Reconnaître les différents degrés de l'hypothèse

Nous avons recopié ici le texte de Michel Layaz.

Grâce à cette tante nomade, j'expérimentais le voyage immobile. Mais l'essentiel se trouvait ailleurs. Ces textes écrits en langues étrangères m'enchantaient : leur graphie, leur musicalité, tous leurs sens possibles que je me plaisais à deviner. Au contact de ces sons venus de partout, mon oreille s'affinait. Et si je calquais sur les mots des significations hasardeuses, parfois, à ma surprise, je ne touchais pas si loin du but. Cette part d'inconnu présente dans les mots de tante Victoria les rendait plus attirants encore, exempts de toute souillure, libres des déchiffrements à venir. Peut-être devinais-je déjà que si un jour je voulais écrire, il me faudrait me montrer capable d'inventer un idiome au sein de ma langue maternelle pour forcer le lecteur à cette médiation obligée qui, si elle l'autorise à voler le texte et à l'emporter où bon lui semble, nécessite la patience de la transcription.

Et puis tante Victoria est morte.

J'avais dix-huit ans.

J'ai alors un peu étudié, pas mal travaillé, entrepris quelques voyages, déréglé mes sens, poli ma lucidité, rencontré des révoltés convenus, des nantis excentriques, des salauds et des braves, des femmes aimantes et des roublardes, j'ai gardé quelques amis bien que l'amitié ne vaille pas grand-chose, j'ai aimé, perdu, détesté, j'ai comme chaque homme eu ma dose de perceptions, mon lot d'expériences. Jusqu'à ce que le besoin d'écrire cogne à ma tête. M'oblige à réagir. Mon premier livre s'est appelé "Quartier Terre". D'autres ont suivi. J'habite maintenant le monde des livres à écrire, ce qui est d'abord une chance, une force, car cette bastide est imprenable et peut vous donner, aux moments de tristesse et de désespoir, un sentiment d'invulnérabilité. Si denses soient les ténèbres de son espace, essayez d'arrêter un homme qui se promène avec son univers à la boutonnière !

Question

Repérez les différents degrés de l'hypothèse dans le texte ci-dessus.

Indice

Les systèmes conditionnels ont été écrits en bleu.

Solution

  1. « si je calquais sur les mots des significations hasardeuses, parfois, à ma surprise, je ne touchais pas si loin du but » : les deux propositions, protase et apodose, sont à l'imparfait de l'indicatif : "calquais", "touchais" ; il ne s'agit donc pas d'une "réelle" hypothétique, mais d'une répétition dans le passé. On pourrait en effet remplacer le subordonnant "si" par "quand". On pourrait également trouver dans cette hypothétique une nuance concessive : "même si".
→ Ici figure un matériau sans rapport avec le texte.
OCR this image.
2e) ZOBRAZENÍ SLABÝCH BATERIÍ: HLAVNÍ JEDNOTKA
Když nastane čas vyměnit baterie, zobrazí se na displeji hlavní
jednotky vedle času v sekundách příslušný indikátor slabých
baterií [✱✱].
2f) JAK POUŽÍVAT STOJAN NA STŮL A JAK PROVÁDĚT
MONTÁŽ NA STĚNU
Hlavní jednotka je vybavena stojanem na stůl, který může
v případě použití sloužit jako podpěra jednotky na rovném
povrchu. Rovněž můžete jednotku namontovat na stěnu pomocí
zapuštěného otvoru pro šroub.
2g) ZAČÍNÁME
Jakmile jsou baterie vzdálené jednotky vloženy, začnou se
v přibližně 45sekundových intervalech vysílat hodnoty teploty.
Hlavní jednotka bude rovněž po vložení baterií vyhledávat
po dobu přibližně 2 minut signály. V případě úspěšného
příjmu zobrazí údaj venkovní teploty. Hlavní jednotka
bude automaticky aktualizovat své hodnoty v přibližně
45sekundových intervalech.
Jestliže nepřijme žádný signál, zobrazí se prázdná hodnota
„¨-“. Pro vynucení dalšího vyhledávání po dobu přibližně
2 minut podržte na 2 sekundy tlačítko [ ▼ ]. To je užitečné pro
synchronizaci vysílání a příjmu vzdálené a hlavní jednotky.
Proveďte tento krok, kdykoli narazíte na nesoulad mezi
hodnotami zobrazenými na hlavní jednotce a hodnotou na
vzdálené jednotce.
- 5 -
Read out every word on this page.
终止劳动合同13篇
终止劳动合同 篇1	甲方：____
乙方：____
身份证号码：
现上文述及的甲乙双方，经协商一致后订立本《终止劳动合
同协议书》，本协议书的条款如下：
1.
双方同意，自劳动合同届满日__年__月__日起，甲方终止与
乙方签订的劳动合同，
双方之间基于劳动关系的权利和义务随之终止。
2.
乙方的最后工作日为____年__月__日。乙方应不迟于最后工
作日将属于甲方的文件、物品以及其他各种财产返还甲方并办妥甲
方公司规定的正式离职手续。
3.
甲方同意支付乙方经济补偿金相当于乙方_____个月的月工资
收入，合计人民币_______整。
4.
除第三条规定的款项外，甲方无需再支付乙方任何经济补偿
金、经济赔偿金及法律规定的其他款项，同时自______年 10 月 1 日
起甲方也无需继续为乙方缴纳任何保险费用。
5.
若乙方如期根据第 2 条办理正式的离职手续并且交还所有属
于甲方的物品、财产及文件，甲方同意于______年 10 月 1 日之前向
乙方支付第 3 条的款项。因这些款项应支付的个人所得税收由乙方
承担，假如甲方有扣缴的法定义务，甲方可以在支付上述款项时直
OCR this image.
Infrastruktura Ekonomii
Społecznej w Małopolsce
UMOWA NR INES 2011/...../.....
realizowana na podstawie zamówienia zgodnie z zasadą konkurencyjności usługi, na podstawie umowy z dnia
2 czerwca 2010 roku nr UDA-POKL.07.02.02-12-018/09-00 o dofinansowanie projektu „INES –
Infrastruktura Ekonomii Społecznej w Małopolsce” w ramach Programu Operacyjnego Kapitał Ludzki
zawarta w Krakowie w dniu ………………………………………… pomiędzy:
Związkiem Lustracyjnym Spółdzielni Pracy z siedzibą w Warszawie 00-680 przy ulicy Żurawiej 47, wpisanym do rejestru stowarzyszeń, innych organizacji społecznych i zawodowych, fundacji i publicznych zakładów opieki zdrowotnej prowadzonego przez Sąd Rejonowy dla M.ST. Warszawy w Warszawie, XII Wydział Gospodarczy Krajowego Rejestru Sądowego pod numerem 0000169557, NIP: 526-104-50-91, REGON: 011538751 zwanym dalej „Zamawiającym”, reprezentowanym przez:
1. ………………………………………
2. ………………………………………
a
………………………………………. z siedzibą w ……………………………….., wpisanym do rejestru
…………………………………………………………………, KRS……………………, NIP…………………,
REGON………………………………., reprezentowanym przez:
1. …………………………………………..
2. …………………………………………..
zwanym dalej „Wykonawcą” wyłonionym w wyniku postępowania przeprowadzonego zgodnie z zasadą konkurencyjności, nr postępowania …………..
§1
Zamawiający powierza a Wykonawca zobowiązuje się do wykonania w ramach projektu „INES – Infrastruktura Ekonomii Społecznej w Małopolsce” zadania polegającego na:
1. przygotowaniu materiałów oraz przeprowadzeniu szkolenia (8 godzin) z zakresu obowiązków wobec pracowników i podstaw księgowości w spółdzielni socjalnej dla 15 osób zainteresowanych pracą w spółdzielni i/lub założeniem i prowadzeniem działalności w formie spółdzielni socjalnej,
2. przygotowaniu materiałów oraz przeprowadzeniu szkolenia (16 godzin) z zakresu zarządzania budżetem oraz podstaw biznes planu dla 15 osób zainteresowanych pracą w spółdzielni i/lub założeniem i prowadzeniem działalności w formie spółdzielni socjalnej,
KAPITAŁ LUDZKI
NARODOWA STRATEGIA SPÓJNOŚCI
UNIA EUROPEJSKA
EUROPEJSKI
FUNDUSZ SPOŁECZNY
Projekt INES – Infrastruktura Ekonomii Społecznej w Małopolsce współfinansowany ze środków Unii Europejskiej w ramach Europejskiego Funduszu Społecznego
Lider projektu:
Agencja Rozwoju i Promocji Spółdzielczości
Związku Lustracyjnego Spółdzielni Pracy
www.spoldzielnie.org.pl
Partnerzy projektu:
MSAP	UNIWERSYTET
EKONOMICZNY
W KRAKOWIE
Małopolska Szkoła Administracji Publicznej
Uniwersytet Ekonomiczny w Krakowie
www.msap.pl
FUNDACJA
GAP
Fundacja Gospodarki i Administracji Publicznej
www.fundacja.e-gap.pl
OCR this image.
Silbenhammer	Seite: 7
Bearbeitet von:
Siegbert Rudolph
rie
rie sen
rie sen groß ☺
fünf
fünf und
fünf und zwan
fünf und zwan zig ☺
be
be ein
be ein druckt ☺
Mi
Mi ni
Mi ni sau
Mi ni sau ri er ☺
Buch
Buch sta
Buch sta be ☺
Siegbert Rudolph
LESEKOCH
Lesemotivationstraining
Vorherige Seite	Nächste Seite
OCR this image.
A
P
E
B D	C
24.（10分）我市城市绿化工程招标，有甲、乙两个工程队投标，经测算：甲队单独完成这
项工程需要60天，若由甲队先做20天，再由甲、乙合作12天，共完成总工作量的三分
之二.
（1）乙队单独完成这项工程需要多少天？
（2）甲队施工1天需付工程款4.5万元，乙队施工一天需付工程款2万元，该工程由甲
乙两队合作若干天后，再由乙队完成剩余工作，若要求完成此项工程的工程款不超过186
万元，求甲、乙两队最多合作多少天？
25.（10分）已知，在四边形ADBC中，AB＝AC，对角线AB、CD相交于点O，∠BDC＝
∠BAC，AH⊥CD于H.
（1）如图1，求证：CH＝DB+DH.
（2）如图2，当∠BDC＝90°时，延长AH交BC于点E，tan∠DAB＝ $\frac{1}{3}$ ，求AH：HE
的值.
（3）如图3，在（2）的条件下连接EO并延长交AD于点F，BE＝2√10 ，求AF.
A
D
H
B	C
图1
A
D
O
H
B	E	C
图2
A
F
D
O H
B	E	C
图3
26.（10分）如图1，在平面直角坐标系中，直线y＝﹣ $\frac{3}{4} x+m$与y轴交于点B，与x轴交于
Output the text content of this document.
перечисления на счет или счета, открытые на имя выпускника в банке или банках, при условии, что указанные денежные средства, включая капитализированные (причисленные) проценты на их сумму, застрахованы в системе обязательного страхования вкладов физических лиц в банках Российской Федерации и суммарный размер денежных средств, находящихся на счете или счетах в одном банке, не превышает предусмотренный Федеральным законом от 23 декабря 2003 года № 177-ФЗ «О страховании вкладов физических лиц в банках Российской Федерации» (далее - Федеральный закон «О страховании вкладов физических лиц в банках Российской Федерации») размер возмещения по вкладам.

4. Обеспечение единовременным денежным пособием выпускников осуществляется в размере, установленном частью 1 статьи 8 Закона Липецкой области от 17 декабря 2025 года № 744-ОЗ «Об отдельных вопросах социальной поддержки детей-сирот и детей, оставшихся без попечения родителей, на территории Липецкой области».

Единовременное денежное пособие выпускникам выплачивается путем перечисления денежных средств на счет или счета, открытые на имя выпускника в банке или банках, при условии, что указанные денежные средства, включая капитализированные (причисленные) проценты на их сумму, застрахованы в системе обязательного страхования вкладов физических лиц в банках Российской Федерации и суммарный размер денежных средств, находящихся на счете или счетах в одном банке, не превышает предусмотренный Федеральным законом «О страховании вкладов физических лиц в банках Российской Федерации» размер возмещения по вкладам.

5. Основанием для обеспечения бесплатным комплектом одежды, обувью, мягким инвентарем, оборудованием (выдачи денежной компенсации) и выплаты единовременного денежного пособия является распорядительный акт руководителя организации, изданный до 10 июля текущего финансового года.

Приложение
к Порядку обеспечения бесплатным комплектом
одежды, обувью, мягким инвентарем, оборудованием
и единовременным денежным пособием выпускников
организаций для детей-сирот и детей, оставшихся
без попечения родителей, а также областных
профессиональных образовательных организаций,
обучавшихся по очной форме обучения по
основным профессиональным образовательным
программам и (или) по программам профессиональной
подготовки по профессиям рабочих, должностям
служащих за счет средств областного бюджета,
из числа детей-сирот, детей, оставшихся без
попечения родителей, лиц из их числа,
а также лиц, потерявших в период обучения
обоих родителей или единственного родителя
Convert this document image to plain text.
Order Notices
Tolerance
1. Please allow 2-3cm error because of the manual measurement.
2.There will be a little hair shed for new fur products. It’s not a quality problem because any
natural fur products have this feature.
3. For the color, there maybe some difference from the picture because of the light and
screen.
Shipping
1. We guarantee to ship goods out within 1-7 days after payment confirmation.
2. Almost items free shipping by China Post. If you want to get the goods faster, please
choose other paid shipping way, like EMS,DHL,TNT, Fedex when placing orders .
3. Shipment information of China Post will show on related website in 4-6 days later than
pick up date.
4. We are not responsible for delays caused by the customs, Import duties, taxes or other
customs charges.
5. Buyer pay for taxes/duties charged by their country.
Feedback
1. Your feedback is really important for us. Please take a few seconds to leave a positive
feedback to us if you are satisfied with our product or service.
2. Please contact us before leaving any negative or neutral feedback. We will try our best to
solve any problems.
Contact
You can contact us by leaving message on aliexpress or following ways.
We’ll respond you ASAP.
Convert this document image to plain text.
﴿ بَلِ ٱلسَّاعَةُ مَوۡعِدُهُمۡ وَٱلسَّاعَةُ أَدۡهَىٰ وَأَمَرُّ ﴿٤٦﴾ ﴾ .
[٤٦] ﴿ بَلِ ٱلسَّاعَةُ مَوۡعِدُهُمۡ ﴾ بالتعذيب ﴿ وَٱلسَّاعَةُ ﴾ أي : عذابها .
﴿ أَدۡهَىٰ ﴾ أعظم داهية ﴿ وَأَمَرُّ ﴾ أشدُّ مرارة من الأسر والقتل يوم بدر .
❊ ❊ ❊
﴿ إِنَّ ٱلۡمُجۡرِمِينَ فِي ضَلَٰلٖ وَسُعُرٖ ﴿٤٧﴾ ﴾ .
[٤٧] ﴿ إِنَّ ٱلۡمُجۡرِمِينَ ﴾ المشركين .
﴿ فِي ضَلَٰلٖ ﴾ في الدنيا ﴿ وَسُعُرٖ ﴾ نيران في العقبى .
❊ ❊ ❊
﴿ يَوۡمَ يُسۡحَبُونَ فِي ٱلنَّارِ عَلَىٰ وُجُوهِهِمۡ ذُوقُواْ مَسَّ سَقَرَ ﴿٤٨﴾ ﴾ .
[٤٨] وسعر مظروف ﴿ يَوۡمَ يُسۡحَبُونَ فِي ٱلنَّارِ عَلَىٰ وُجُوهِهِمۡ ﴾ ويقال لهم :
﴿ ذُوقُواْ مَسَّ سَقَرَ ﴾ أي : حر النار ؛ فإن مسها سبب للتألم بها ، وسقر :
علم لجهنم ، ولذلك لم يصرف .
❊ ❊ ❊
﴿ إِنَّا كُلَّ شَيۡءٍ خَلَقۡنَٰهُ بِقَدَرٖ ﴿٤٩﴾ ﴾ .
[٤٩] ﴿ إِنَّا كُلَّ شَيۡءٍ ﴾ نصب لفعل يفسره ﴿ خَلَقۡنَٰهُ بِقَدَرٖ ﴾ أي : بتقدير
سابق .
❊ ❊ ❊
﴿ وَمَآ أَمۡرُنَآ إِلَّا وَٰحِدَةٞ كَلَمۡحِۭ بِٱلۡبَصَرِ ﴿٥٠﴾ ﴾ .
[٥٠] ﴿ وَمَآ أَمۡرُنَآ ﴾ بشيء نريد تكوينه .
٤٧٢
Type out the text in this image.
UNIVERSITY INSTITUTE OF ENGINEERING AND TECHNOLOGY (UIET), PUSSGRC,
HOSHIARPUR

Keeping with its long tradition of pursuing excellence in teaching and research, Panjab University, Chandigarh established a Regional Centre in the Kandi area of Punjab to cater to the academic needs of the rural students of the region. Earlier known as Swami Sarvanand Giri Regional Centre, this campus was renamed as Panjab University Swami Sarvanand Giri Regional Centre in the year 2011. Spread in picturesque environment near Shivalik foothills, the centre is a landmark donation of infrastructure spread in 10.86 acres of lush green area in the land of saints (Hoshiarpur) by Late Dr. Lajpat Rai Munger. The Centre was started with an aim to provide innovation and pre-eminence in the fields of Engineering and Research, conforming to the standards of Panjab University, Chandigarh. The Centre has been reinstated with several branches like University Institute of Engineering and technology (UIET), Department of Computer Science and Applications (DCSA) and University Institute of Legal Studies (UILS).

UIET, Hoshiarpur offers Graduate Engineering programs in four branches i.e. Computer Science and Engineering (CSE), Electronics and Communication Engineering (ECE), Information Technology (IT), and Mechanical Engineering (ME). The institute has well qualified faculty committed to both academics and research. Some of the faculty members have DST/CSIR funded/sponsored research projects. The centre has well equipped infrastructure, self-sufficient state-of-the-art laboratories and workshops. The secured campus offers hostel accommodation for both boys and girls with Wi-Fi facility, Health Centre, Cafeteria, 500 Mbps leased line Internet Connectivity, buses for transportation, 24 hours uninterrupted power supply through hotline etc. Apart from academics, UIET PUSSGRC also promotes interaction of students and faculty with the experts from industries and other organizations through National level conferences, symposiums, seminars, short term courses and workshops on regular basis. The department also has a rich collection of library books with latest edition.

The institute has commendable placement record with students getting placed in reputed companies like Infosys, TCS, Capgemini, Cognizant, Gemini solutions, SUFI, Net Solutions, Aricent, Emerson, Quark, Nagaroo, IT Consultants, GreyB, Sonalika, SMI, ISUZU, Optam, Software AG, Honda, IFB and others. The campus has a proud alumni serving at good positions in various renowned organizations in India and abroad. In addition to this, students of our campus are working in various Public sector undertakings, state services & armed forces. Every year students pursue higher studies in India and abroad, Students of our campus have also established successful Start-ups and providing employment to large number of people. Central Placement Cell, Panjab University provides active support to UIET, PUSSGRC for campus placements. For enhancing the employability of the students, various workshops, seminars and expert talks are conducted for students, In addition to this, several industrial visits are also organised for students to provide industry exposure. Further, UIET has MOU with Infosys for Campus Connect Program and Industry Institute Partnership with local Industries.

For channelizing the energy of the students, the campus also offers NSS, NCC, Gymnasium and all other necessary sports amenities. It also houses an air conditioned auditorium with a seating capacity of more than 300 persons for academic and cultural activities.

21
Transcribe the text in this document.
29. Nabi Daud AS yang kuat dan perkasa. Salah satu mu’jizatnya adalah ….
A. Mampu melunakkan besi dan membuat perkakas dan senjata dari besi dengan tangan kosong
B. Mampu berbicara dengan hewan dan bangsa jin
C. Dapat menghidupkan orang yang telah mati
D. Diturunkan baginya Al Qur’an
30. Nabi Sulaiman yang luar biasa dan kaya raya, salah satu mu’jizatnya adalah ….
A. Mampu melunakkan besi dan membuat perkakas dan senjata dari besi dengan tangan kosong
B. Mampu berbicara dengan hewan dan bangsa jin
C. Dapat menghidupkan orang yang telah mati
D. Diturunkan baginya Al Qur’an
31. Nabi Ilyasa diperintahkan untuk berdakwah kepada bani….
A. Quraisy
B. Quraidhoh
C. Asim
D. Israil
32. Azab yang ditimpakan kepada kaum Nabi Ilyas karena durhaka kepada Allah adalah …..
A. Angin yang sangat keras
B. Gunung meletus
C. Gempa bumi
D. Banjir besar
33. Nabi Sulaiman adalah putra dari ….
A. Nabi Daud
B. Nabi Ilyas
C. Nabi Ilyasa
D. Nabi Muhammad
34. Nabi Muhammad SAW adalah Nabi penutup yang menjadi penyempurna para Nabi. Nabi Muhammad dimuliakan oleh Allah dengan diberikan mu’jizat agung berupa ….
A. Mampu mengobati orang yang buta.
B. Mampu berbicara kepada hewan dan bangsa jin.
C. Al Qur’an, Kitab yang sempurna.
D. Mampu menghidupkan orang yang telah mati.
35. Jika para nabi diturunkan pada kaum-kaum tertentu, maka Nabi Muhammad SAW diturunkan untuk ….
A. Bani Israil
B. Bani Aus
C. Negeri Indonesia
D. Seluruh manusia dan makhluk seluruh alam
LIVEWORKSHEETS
  2. « si un jour je voulais écrire, il me faudrait me montrer capable d'inventer un idiome au sein de ma langue maternelle » : le système semble à première vue très semblable au précédent, mais l'apodose est au conditionnel présent : "il faudrait". En outre, le complément de temps "un jour" situe la protase dans l'avenir : il s'agit donc ici d'un potentiel : la condition est considérée comme réalisable.

  3. « qui, si elle l'autorise à voler le texte et à l'emporter où bon lui semble, nécessite la patience de la transcription » : Ici, le système conditionnel est au présent de l'indicatif. Comme dans l'exemple 1, il s'agit d'une "condition supposée remplie", confinant à la répétition, cette fois dans le présent. On y retrouve, de même, une nuance concessive.